To review the repair of smaller nasal defects (≤1.5 cm) and their associated complications, elaborating on nasal obstruction and techniques to avoid it, and to determine outcomes with functional cartilage grafting.
The medical records of patients requiring nasal reconstruction for Mohs defects 1.5 cm or smaller were reviewed. Variables analyzed included defect location, defect size, use of cartilage, flap design, smoking status, and postoperative complications (nasal obstruction and flap/graft necrosis).

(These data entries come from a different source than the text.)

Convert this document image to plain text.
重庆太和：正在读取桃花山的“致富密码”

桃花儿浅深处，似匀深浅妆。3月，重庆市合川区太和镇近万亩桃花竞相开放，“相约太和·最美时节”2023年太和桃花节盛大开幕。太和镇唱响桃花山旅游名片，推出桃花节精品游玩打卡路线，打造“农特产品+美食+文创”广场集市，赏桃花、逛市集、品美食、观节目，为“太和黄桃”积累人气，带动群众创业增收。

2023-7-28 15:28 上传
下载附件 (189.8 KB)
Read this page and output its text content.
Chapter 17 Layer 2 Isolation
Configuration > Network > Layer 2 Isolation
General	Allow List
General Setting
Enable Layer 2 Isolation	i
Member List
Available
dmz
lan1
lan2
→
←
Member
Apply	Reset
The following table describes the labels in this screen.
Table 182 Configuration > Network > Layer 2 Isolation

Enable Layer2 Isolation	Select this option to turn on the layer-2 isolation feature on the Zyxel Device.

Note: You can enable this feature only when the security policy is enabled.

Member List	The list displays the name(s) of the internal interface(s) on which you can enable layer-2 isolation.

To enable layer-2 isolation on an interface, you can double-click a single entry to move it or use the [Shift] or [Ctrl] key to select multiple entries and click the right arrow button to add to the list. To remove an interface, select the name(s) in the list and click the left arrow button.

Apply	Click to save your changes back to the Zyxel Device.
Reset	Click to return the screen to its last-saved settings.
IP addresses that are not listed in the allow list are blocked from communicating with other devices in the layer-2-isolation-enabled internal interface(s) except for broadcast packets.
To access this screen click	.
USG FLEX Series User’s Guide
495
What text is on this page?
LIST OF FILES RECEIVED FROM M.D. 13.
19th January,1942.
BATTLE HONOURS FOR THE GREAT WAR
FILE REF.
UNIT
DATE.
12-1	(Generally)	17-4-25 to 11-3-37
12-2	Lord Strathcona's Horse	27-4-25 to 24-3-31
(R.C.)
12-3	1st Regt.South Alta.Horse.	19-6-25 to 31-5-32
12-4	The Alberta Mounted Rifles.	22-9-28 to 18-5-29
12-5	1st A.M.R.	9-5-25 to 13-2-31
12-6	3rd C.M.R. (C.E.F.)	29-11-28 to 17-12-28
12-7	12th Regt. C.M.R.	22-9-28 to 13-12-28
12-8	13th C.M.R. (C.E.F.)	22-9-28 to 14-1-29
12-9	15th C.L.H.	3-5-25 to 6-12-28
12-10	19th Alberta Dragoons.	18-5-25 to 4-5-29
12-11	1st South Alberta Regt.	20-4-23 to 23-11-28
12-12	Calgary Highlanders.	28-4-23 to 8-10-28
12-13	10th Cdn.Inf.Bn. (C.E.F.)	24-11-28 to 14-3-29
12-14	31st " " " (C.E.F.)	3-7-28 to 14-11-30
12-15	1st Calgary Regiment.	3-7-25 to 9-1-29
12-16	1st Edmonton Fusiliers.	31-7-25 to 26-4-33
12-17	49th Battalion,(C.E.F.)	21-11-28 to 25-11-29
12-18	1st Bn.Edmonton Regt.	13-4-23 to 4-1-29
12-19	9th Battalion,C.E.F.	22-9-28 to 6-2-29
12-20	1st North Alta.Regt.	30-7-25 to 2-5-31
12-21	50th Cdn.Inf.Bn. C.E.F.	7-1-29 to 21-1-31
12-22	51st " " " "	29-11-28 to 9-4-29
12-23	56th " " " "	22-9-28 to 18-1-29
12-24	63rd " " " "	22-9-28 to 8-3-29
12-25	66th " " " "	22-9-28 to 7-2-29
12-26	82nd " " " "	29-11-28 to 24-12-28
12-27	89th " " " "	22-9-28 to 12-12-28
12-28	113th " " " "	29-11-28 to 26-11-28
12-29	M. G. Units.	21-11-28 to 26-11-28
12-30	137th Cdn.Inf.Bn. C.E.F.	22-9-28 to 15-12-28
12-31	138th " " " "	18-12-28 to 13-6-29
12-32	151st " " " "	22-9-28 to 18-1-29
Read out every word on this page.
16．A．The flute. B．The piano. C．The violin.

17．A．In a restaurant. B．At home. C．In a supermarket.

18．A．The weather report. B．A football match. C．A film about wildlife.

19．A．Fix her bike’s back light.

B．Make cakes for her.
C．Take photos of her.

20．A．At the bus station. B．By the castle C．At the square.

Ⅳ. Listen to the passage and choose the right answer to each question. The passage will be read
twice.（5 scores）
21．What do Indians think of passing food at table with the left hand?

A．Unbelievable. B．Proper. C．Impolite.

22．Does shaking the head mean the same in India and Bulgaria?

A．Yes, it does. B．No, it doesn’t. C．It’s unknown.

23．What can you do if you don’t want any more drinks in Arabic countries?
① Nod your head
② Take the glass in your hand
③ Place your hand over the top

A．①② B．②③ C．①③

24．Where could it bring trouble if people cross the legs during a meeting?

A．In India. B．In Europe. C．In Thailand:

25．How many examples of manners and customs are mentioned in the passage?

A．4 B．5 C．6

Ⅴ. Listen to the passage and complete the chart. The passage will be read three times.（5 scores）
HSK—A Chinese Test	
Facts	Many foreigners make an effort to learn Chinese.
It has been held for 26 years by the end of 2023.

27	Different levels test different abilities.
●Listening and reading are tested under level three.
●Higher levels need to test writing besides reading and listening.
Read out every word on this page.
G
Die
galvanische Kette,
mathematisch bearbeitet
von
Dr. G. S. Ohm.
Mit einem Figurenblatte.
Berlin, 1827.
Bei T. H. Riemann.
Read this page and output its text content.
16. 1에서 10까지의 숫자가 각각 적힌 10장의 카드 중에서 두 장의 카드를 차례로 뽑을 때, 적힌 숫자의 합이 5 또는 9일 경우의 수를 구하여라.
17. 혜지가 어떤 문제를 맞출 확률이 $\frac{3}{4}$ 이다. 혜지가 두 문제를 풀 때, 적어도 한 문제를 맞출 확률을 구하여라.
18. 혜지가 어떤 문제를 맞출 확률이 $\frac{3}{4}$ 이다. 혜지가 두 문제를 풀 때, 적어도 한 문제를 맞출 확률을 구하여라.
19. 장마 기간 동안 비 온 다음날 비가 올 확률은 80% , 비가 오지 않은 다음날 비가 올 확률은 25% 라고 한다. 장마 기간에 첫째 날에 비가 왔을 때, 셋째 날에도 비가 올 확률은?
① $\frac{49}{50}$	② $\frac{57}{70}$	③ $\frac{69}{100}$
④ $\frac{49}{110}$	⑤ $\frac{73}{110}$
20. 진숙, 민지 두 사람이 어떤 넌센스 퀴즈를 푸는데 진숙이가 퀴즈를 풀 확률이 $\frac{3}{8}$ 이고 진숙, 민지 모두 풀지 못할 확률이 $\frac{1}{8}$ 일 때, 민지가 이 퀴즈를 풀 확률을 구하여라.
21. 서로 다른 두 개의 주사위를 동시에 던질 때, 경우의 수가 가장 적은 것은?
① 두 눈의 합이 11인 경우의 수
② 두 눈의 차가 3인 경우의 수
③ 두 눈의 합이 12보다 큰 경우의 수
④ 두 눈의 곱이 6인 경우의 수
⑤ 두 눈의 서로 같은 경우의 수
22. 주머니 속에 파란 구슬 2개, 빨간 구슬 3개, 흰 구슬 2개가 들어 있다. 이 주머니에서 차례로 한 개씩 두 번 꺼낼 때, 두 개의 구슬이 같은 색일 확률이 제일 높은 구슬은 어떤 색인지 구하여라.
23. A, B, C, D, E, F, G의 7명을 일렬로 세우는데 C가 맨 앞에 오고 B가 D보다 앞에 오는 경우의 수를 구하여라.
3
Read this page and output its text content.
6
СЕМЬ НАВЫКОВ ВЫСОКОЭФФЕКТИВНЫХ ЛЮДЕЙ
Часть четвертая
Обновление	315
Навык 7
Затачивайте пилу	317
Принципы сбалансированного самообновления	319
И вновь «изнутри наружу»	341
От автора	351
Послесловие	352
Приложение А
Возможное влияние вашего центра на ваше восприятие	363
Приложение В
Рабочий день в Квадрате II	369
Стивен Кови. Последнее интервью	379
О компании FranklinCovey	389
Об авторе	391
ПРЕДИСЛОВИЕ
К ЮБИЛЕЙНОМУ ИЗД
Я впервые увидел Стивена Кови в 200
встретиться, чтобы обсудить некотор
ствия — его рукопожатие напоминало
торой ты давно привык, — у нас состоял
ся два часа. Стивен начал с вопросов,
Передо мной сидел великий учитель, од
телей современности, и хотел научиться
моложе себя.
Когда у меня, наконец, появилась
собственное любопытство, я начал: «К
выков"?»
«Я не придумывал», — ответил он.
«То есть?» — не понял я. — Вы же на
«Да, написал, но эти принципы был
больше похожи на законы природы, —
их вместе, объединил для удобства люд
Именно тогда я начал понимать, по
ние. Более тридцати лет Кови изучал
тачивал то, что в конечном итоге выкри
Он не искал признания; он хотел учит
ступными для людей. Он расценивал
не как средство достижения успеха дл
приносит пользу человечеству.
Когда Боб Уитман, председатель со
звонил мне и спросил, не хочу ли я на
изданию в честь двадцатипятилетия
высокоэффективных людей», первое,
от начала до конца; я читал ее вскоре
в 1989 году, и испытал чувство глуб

A total of 208 patients with 213 nasal defects 1.5 cm or smaller were identified. The most common location was the alar subunit, followed by the tip, dorsum, and sidewall. Ninety-eight of the defects (46.0%) used cartilage grafts for reconstruction. Seventy-three of 84 alar defects (86.9%) were reconstructed with cartilage as a composite or batten graft. The sidewall and dorsum were the least likely to require cartilage grafting: 1 of 15 (6.7%) and 0 of 21, respectively. Ten patients (4.8%) had a postoperative complication: 6 of 19 smokers (31.6%) and 4 of 189 nonsmokers (2.1%). Overall, nasal obstruction was an infrequent complication (1.4%).
Regardless of defect size, defect location, and flap design, smokers were at higher risk for postoperative complications. Subtle modifications in the classic flap design and liberal use of cartilage grafting reduce the risk of postoperative nasal obstruction.